Il percorso che propongo nel “Buon Samaritano nell’arte” parte dalle grandi vetrate gotiche delle cattedrali francesi. Qui viene proposta l’interpretazione cristologica della parabola: detto in parole povere, significa che nel Buon Samaritano si vede Gesù che si china sull’uomo ferito dal peccato e lo salva. È un’interpretazione che risale all’inizio del cristianesimo e che poi è stata affiancata, direi anche surclassata, dall’interpretazione morale, che vede nel Buon samaritano un esempio di altruismo che ogni cristiano è chiamato ad imitare. In entrambe le interpretazioni, comunque, stiamo parlando di amore: quello di Dio per l’uomo, quello dell’uomo per i suoi fratelli.
Oggi l’arte contemporanea non si sottrae dalla sfida di rappresentare il testo. Come lo fa?
Generalmente si muove sul filo della seconda interpretazione, cercando di attualizzare visivamente la scena principale del racconto: quella in cui il Buon samaritano si china sull’uomo ferito e abbandonato. C’è chi ambienta la scena nelle periferie urbane o in un campo rom, chi rappresenta il Samaritano con tratti afroamericani o come una donna. L’altra scena che sembra affascinare gli artisti è quella del dottore e del levita che passano accanto al ferito e lo ignorano: anche questa viene provocatoriamente attualizzata, ad esempio Adrian Wiszniewski li “incarna” in un gruppo di eleganti giovani rampanti in carriera.
Qual è l’opera, tra le tantissime che mostra nel testo, che è più in sintonia con la sua interpretazione della parabola?
Ce ne sono molte che mi piacciono, ma forse quella che in questa ricerca mi ha colpito di più è un olio che Daniel Bonnel ha dipinto nel ’96: “The Good Samaritana at the door of the Inn”. Mi piace perché ribalta il punto di vista: mentre gli altri artisti, tradizionalmente, rappresentano l’albergatore sulla porta e il buon samaritano che si avvicina a lui portando il ferito, Bonnel rappresenta il Samaritano, visto di fronte, fermo sulla soglia dell’albergo, come se stesse aspettando il permesso di entrare. In questo modo la persona che guarda il quadro si trova al posto dell’albergatore e deve decidere cosa fare: richiudo la porta o accolgo?.

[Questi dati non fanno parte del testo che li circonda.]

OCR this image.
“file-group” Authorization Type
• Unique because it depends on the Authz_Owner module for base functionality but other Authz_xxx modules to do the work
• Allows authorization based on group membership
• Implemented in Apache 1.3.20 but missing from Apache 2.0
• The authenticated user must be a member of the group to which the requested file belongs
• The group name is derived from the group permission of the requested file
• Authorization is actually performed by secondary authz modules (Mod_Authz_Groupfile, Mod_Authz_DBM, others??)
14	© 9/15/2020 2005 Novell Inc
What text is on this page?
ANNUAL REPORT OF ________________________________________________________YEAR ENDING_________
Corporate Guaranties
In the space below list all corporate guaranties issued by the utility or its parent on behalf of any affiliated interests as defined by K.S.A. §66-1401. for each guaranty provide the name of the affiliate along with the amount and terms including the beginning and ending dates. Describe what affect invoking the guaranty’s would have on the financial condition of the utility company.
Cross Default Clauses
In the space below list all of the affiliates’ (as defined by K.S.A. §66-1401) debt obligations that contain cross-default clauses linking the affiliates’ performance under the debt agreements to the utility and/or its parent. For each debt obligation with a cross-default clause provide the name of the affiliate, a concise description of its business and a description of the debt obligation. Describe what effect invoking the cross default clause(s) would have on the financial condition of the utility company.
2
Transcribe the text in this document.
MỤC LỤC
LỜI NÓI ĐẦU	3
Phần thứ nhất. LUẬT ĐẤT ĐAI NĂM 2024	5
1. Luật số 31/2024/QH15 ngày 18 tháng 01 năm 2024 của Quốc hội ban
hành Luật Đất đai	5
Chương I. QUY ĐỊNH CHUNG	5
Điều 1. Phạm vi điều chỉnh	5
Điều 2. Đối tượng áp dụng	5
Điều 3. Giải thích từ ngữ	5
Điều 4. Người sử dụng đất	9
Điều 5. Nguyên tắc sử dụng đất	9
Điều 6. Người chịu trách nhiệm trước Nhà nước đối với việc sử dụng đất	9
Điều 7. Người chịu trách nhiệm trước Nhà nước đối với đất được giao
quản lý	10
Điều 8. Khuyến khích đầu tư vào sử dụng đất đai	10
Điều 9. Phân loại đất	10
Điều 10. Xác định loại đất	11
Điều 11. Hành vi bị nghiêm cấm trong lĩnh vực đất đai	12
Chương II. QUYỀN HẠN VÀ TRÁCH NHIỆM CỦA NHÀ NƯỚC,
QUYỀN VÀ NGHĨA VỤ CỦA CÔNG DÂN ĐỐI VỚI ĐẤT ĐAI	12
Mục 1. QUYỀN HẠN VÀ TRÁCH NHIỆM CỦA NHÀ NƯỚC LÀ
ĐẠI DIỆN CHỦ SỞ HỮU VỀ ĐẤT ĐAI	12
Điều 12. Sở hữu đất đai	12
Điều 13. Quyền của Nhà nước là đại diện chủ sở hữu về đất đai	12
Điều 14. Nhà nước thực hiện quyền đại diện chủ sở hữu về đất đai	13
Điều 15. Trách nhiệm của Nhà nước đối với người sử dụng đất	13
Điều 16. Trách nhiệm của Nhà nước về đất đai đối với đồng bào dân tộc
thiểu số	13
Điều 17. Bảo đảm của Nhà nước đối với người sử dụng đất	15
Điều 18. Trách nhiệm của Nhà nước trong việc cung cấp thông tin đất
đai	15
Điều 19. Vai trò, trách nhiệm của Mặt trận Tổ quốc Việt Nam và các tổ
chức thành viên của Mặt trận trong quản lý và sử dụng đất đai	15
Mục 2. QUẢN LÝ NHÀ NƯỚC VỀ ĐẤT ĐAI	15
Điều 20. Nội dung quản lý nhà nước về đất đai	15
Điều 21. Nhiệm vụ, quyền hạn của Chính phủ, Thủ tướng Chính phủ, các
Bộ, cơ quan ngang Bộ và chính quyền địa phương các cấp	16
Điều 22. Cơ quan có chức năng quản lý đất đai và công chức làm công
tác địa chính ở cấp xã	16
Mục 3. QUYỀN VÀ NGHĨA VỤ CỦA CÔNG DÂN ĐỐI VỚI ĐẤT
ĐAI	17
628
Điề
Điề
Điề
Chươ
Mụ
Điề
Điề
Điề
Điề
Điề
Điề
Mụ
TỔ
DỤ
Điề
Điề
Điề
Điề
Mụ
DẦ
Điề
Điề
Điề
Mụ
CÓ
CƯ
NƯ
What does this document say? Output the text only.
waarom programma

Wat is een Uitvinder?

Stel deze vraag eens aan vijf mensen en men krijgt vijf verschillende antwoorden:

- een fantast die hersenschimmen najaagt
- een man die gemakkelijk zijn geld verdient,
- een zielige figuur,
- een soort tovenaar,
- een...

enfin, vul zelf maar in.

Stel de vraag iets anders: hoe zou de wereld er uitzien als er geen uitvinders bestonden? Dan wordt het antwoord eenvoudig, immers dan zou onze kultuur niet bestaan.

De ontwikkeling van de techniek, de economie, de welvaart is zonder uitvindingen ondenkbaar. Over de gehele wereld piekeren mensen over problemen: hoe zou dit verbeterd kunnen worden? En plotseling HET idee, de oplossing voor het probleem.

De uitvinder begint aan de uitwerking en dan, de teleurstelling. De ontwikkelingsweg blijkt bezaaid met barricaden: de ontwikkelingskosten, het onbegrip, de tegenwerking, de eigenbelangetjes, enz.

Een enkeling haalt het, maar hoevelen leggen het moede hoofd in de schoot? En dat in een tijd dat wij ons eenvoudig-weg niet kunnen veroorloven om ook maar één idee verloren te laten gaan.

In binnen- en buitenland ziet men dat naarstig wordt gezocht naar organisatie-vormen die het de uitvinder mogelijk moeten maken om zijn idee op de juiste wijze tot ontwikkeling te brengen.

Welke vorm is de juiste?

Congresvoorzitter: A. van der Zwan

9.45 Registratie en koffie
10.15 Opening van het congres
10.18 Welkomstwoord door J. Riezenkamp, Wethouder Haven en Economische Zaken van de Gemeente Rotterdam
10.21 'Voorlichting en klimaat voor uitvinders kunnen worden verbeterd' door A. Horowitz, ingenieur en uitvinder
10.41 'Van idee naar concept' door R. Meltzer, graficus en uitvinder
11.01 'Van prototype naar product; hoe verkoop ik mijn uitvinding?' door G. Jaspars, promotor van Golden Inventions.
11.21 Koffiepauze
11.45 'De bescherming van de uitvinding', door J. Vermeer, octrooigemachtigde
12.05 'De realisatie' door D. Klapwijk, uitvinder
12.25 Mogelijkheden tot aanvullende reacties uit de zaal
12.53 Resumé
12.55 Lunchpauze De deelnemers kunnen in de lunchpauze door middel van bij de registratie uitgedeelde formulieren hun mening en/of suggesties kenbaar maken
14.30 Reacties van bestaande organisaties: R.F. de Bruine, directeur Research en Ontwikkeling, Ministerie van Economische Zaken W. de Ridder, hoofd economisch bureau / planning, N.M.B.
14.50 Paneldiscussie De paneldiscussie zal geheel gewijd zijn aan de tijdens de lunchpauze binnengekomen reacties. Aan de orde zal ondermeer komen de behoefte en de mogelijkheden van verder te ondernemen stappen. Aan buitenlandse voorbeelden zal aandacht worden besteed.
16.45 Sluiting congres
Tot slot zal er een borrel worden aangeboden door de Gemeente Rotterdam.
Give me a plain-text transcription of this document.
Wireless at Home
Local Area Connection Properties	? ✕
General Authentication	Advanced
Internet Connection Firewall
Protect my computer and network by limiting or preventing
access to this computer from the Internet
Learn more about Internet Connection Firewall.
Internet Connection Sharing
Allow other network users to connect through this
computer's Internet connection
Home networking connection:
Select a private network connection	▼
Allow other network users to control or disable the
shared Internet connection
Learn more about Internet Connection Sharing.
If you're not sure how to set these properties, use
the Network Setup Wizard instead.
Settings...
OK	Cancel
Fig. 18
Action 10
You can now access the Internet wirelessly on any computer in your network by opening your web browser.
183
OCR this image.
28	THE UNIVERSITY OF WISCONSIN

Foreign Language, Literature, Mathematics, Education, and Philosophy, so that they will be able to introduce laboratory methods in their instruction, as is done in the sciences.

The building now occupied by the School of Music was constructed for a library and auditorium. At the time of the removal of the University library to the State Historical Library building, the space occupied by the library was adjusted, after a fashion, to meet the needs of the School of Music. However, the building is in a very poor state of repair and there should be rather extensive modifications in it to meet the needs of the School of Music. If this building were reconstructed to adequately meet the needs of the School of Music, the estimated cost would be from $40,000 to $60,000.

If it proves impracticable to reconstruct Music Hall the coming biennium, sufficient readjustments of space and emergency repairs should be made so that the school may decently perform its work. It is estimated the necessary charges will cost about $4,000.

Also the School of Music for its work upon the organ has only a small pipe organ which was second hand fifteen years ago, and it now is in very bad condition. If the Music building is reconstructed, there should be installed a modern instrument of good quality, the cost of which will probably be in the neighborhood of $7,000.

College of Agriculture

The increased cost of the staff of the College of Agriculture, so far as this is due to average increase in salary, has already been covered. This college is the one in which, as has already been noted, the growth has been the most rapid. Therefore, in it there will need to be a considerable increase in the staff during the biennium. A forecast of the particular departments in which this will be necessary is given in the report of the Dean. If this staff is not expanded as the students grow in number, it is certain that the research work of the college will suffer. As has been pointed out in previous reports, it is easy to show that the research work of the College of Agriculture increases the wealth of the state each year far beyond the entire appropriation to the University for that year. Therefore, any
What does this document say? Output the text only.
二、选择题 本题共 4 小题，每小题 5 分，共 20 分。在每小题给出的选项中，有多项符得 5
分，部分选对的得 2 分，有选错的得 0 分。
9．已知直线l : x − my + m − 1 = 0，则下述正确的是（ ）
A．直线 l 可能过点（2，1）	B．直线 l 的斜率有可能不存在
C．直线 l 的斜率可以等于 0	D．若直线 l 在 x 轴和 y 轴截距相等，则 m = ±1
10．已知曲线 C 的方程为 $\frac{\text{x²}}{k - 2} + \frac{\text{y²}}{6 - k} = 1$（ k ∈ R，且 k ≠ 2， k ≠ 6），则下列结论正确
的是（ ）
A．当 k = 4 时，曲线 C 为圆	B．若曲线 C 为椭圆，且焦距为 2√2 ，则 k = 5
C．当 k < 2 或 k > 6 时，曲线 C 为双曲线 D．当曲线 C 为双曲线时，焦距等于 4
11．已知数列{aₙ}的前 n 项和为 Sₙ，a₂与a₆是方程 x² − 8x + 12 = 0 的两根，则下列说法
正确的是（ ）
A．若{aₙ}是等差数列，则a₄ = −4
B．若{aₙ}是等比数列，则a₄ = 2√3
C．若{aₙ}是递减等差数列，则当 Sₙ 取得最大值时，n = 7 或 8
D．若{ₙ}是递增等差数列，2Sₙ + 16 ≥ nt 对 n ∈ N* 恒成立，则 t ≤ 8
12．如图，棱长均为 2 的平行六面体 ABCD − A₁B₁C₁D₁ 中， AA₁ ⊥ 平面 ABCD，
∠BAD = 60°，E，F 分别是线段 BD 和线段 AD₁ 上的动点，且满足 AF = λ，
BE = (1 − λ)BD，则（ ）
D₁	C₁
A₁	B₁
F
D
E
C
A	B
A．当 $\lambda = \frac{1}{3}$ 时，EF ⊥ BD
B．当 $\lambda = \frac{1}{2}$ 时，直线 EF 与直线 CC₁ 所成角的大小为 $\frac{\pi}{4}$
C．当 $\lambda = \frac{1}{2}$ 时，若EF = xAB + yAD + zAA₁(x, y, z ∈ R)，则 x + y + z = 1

L’arte da sempre custodisce ed esprime la verità del tempo che assume necessariamente forme e modi diversi di raccontarsi. Oggi i cristiani paiono temere il linguaggio artistico. Il suo libro pare andare controcorrente…
Da quando, nel secolo scorso, gli artisti hanno abbandonato la figuratività per cercare strade nuove forme espressive, l’arte sacra è andata in crisi. In genere si limita a ripetere vecchi schemi, con risultati deludenti, sia sul piano strettamente artistico, sia quello dei significati proposti. C’è anche un filone artistico, il cui maestro è il teologo artista Marko Ivan Rupnik, che ha riscoperto l’arte delle antiche icone, ma certo la ricerca artistica non si può appiattire su una sola direzione. Non direi che i cristiani temono il linguaggio artistico, direi piuttosto che non lo possiedono più, sia a livello produttivo (del fare arte), sia a livello di fruizione (del guardare e capire l’arte). Dal momento in cui lo studio della storia dell’arte si è rarefatta nelle scuole, è diventato più difficile per molti amarla. Il mio libro fa parte di una piccola collana dell’editrice AVE che sì, va controcorrente, nella convinzione che – se le si presta un po’ di attenzione – l’arte ha molto da dire anche ai frettolosi uomini di oggi, e può essere un punto di partenza per elaborare proposte culturali e provocazioni di fede.